This is what i’m working with…
I had no idea what I was going to do with the hideous mantle but my plan was to get the fireplace painted as soon as possible. I really imagined finishing up at the closing then heading over to the house to paint the fireplace. Obviously things didn’t go that way and moving/cleaning/packing took priority.
I made the mistake of mentioning my plan to paint the fireplace to Mark who was completely against this and shocked I was even considering it. Then he brought it up to my Dad who (of course) sided with Mark on this – God forbid I pain the brick!. To say the least my plan was delayed.
After a few weeks of passing by this horrible horrible room I decided I had to do something about it. So I headed to Home Depot to visit my friends in the paint department. After this trip they are no longer my friends…
The lazy, rude man at the paint counter informed me that I absolutely could not paint my fireplace and if I chose to do it anyway I would need to go to a fireplace store to get special heat resistant paint because anything they had at good old Home Depot would bubble because the fireplace gets to like 500 degrees (he said that to me, “gets to like 500 degrees”!). Don’t worry – I put him in his place and reminded him I wasn’t painting the inside, I was planning on painting the outside which would NEVER get anywhere near that hot. Then I marched down the aisle and got myself a special brick roller and a quart of paint with primer in it.

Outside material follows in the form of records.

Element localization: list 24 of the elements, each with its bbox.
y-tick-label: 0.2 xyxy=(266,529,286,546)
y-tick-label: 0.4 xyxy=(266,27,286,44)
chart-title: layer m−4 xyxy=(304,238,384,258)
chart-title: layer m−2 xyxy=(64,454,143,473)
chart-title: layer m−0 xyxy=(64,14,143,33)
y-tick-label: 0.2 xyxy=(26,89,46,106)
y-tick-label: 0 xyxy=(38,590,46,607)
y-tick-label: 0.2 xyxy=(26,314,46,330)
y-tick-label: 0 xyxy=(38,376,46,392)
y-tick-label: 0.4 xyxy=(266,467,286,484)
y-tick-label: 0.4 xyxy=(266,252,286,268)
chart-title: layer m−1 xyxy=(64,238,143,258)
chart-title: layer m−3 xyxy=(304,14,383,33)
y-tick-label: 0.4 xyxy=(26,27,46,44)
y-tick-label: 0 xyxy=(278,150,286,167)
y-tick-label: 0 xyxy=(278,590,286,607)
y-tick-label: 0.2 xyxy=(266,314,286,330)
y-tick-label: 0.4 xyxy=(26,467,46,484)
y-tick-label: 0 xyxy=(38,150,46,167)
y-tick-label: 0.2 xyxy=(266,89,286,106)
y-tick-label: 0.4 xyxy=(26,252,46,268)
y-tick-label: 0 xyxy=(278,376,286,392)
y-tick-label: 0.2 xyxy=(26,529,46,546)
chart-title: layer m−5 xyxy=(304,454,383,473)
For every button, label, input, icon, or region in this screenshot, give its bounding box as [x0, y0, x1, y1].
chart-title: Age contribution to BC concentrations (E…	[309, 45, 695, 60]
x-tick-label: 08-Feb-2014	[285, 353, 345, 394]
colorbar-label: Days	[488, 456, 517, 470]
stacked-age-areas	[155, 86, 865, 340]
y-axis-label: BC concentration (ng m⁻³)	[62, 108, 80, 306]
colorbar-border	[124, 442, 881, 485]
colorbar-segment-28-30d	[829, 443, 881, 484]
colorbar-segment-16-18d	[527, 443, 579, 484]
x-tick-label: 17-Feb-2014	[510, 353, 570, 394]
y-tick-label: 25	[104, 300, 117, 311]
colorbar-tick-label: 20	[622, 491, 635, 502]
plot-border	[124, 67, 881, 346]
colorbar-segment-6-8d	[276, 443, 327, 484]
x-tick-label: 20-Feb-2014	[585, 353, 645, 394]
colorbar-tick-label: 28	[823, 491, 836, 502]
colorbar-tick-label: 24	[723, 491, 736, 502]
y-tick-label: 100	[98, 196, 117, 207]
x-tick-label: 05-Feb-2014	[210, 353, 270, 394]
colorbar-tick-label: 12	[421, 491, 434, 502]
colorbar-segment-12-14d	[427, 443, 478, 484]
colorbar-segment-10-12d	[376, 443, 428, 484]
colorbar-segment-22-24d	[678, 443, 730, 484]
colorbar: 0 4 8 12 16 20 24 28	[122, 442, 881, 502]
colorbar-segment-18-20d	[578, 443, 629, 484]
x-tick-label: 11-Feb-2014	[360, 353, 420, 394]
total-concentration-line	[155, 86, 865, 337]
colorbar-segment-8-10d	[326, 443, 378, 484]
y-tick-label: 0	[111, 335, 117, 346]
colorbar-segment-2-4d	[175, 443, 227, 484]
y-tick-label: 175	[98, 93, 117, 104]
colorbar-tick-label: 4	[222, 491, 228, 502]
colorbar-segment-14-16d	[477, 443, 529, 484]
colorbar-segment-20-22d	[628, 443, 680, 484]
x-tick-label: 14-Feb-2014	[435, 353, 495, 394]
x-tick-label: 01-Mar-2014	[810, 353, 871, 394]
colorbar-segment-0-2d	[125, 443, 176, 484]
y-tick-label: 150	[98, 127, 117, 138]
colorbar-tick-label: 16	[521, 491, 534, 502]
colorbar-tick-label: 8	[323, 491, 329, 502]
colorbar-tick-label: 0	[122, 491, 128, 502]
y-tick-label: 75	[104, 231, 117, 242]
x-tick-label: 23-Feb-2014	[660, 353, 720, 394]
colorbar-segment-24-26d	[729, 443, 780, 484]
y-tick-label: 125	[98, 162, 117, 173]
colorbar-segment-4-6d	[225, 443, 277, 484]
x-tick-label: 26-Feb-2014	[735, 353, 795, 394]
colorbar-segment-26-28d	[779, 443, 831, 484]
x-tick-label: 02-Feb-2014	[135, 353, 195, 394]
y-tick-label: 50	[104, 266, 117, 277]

Once I got everything cleaned, taped and ready to go I decided I needed to do something about that HORRIBLE mantle. So, in true Claire fashion, I took a hammer to it. After just a few hits of the hammer Mark came running in to see what the noise was all about. I was shocked that he wasn’t mad about my new project and he actually stepped in and finished the deconstruction of the mantle for me! We were able to pry that bottom scalloped piece off without damaging the top piece of wood. So we left the top piece of the mantle and I started painting…
And painting and painting and painting.
My tips for anyone who wants to paint a brick fireplace:
1. Buy a gallon of paint with primer in it – The brick really soaks up the paint so its going to take a lot and the paint with primer really saves you quite a bit of time. I ended up taking two more trips back to Home Depot for more paint (After the “hot fireplace” incident I really need to stop going there, it’s just so close!) because I kept buying a quart at a time.
2. Don’t waist your time with the special roller for brick, instead buy a big cheap brush – It’s really hard to get in all the crevices of the grout and the brick so I ended up using a brush and focusing on one brick at a time. I always think it is important to have a nice paint brush but in this case getting in those tiny spots is really tricky and really destroys your brush so don’t spend too much money on the brush you use for this project.
3. Plan on having this project last a full week – Trying to get good coverage gets really frustrating really fast and takes a really long time so I would recommend doing a little at a time. I ended up working on it about four hours the first day (Sunday) then about an hour or two after work each night that week.
Once all the brick was painted I decided to just go ahead and paint the mantle as well. Since we removed that HIDEOUS bottom piece we decided to get some trim for below. So, back to Home Depot (4th trip for this project alone)! Because the not so helpful staff refuses to let you use their saws we bought a piece of trim, a miter box and saw and some white nails. Then we got home to measure and make cuts. This was way more difficult than it looks and we ended up messing up the trim on our first attempt. So, you guessed it, back to home Depot (that’s 5!) for a new piece of trim. We learned from our mistakes, made the cuts, installed the trim and finished up with a couple of coats of paint.
Although this took a lot longer than expected it turned out fantastic, even Mark agrees!
I’m not sure if you can tell from the photo but there are some gaps at the top where the trim meets the brick, it’s pretty rough looking. My dad was over shortly after this photo was taken and told me that the spackle we used for patching the nail holes in the wall would fix that problem. I got out the spackle and a stool and about 10 minutes later, all better!